During her pregnancy, Mama received medical care from the hospital clinic. The cost for pre natal care and delivery totaled $60, but even this amount, Daddy couldn’t pay. He ignored the hospital bill in favor of the grocer, landlord, and I must confess, for Daddy, the local bar & grill. For years, when my parents got into an argument, Mama flung an accusation at Daddy.
            “You never paid for Mary Ann. You spent it at the bar instead.”

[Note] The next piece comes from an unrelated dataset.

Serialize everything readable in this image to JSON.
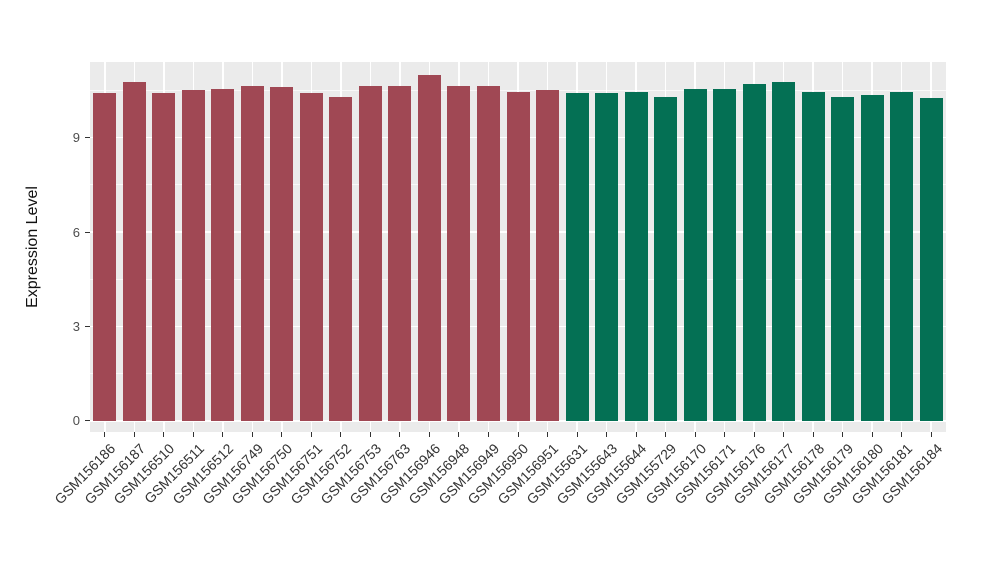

            Hearing this, reinforced my belief that parents bought babies at the hospital like candy in the corner store. I thought they went to the nursery and chose a baby like I chose licorice or chocolate. Since I wasn’t paid for, was I stolen? Or bought on the installment plan and Daddy didn’t make payments? Would the hospital come and repossess me? I never voiced these fears to my parents, and in time came to understand what “not being paid for” really meant. It had nothing to do with me. Parents seldom realize how much what they say affects a listening child. I often wonder if I’ve committed the same insensitive sin. Probably.